The few ‘yes’ responses you manage to secure often come from low-paying clients, offering short-term contracts that offer little financial sustenance for your marketing agency.

If this sounds familiar, chances are your marketing proposal is holding you back. To secure lucrative, long-term clients, and turn those rejections into affirmative responses, you need a killer marketing proposal. 80% of marketing agencies compete for 20% of clients. To get ahead in this industry, your proposal needs to convincingly demonstrate how your skills and experience can meet the client’s individual marketing needs. Achieving this in a succinct, well-structured email is key to securing new clients.

Focus on Your Client’s Needs

The difference between an average marketing proposal and a strong proposal is often that an average proposal will focus on your strengths, while a strong proposal will focus on your client’s needs.

Your skills, awards, achievements and past experience are all relevant, but how can this be of direct benefit to the client? Tie your experience and skills into how it can add value to your client’s marketing needs to boost your proposal and clearly illustrate how you can be of use.

This effectively demonstrates that you have done your homework and genuinely have the customer’s best interests at heart. It also shows an understanding of the industry that they are in, familiarity with what their competitors are doing, and a clear strategy for tackling the challenges they face.

Offer Deliverables

Plenty of poorly written, generic marketing proposals will make vague promises to ‘increase sales’, or ‘boost brand awareness’. The best marketing proposals that secure the most lucrative clients offer specific, deliverable goals.

If you think that a short video shared across social media would benefit the customer and help increase brand awareness, include this in your proposal. Tell the customer that part of your strategy would be to produce a 30-second short. If you think that the company could benefit from a visual overhaul, tell them that you intend to design a new logo and bring the company website in line with the new aesthetic.
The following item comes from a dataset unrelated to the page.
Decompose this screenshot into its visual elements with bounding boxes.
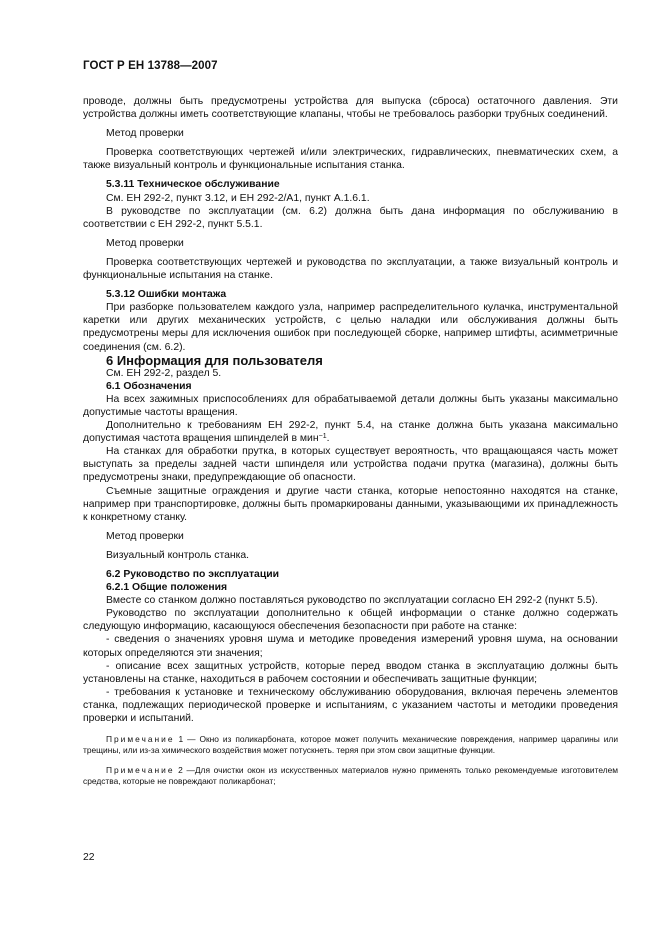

This helps the company see, not just the end goal— to boost sales— but how you will achieve the goal and where their money will be spent.

Use a Template for Structure

Proposals that leap erratically from one topic to another can feel disjointed and disorganized. Establishing a clear flow and structure will allow your professionalism and organizational prowess to come through to new clients.

Use a template to provide structure. Many seasoned industry professionals have made templates freely available online. You can find a template designed to secure higher conversions with qwilr’s marketing proposal templates.

Stay on Topic

Top companies receive hundreds, if not thousands, of marketing proposals every year. As a result, your clients will have very little patience for proposals that offer unnecessary information.

Every sentence of your proposal should be crafted to convey as much meaning and information in as few words as possible. Strip away redundant information and stay on topic at all times.